Yesterday I got a strange race condition reported after I wrote some additional tests for pgzip. At first I couldn’t really work out why I was getting the race reported, and I suspected that the race detector was reporting wrong line numbers. The race reported was boiled down like this:

type Writer struct {
    prevTail []byte
    pushedErr chan error
}

func (z *Writer) A() {
    go func() {
        for {
            // ...
            err := SomeCall()
            if err != nil {
                z.pushError(err)   //  <<<--- READ
                return
            }
        }
    }()
}

func (z *Writer) B() {
    // ...
    z.prevTail = c   // <<<--- WRITE
}

func (z Writer) pushError(err error) {
    z.pushedErr <- err
    close(z.pushedErr)
}

It calls A() and afterwards B(), and the goroutine in A is running while B is called.

It seemed strange.
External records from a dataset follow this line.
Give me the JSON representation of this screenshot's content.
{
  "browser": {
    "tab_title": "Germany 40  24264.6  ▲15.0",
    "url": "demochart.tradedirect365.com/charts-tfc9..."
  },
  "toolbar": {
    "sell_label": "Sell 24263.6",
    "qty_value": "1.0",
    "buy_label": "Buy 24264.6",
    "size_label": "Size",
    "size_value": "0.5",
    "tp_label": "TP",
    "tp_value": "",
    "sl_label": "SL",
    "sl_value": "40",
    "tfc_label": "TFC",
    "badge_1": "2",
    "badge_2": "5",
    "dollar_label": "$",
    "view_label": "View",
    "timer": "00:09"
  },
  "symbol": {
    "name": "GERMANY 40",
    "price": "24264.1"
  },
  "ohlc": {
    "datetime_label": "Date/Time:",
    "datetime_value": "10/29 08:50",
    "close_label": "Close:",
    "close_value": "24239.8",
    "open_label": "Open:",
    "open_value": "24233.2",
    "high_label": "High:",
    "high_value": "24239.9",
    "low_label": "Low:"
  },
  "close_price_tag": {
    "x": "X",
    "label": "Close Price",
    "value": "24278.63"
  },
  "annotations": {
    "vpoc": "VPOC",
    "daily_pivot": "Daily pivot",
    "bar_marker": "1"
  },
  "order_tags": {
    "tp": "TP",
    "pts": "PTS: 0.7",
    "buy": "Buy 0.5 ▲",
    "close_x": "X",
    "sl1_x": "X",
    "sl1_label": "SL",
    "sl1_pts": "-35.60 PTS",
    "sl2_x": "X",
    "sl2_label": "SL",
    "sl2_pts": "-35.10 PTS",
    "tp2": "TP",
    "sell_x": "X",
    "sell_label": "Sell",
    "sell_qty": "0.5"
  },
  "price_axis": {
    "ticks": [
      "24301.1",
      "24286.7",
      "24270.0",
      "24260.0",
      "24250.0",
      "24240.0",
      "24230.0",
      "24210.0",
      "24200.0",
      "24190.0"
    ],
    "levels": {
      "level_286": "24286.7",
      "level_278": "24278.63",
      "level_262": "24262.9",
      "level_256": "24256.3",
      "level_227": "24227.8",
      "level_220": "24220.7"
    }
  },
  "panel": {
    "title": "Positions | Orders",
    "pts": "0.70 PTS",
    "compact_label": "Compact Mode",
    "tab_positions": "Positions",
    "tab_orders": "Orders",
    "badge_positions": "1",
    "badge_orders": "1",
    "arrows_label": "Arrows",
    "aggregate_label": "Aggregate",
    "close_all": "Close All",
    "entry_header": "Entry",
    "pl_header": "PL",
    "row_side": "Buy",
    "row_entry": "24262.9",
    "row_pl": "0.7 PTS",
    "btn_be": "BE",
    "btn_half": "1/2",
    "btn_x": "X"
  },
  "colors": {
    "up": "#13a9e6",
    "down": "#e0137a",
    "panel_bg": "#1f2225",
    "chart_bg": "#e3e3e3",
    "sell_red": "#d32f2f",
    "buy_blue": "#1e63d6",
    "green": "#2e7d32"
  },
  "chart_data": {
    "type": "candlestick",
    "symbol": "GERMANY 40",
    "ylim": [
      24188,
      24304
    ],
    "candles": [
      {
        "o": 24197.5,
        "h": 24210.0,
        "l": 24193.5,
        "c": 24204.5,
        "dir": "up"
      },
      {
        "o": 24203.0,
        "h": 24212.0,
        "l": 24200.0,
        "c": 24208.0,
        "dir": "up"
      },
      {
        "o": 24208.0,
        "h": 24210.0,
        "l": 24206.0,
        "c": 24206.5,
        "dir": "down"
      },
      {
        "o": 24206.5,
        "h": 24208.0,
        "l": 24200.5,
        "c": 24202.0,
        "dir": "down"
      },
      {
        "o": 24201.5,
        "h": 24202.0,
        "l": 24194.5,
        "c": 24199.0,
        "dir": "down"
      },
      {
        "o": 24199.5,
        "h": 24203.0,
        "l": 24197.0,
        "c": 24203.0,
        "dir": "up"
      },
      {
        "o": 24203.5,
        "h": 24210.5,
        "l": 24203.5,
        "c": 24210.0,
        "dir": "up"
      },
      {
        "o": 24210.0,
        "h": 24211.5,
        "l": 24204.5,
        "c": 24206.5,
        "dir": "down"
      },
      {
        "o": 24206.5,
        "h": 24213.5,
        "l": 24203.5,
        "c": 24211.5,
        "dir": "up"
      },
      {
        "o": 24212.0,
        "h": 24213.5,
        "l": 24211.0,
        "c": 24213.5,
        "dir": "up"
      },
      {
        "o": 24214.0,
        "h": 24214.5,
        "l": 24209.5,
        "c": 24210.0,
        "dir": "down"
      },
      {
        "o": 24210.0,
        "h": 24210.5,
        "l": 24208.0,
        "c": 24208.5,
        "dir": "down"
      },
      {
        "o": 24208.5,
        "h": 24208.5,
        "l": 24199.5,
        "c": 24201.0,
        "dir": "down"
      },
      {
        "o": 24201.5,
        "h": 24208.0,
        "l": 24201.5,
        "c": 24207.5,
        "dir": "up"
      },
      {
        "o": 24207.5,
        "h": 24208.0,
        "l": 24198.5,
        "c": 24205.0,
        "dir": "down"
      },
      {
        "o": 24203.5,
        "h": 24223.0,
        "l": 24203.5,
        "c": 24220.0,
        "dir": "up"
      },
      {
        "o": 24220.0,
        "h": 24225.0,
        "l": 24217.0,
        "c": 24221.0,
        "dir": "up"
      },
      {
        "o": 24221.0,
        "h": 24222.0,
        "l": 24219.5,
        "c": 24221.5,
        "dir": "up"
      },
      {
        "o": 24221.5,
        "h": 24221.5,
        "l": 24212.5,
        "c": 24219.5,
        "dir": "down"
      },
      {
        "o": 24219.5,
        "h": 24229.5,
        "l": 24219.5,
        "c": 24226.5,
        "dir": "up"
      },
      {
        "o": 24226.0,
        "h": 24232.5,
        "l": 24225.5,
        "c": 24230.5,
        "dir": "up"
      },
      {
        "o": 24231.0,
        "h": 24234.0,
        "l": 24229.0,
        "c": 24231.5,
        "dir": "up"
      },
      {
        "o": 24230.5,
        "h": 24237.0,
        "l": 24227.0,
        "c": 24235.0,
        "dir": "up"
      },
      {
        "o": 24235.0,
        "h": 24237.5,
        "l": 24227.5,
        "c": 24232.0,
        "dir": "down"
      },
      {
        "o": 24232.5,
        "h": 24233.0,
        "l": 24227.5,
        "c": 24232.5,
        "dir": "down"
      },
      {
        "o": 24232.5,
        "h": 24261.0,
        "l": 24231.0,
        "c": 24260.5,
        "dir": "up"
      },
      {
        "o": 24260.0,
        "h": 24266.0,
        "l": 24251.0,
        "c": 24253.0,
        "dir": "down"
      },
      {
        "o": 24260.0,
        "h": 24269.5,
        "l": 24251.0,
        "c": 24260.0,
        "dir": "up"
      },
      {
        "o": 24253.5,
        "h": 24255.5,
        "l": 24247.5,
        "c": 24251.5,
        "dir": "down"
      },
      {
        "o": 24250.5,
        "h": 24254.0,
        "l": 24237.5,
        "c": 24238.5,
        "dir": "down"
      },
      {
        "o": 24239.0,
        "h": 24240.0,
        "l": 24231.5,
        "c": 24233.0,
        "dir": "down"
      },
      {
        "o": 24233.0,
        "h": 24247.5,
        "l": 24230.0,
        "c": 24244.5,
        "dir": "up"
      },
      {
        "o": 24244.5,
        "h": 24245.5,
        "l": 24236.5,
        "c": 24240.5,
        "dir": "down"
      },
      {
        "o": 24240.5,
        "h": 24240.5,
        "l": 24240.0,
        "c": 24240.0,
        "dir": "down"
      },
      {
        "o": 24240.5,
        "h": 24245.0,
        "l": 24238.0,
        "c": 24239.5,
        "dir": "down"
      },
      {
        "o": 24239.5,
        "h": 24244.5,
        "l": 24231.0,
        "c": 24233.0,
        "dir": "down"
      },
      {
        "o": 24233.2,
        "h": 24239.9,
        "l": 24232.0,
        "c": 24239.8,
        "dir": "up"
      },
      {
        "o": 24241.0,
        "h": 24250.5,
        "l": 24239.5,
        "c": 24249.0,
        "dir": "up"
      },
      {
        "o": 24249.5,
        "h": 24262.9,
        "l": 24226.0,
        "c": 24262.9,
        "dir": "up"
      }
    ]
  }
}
The weird thing was, that I wasn't reading anything related to the write on the line. The err variable was local for the goroutine. In case the function I called was inlined, I also checked the pushError function, but it only did "safe" channel operations.

The z.prevTail is not being accessed outside the calling goroutine, so this all seemed very strange to me.

However, the most experienced of you are probably already screaming the solution: We are calling the pushError() receiver function with Writer as a value instead of a pointer. When we call a receiver with a value we must remember that it implies a copy, which in term implies a read of all member values.

So the race detector was (of course) correct, however it was quite tricky to see the actual race, since it was hidden in a receiver copy. Unfortunately it is another blow for value receivers. I try to be 'nice' and do value receivers when i can, but sometimes it is tempting to make all of them pointer receivers.

Flattr this!

  • Anders Brander

    You’re implying that value receivers is to be preferred over pointer receivers. Why is that?

    • Klaus Post

      Value receivers have the advantage that in almost all other cases, you don’t risk side-effects, when dealing with basic types in a receiver, since you operate on a copy.

      Also, value receivers could potentially help some processor optimizations. I sort of see them as as “const” definitions in C.

      But I may just be grasping at straws to try to find a reason for why they are in the language.

      • Often it’s recommended to keep all receivers of the same type though, so if one is a pointer, make them all a pointer.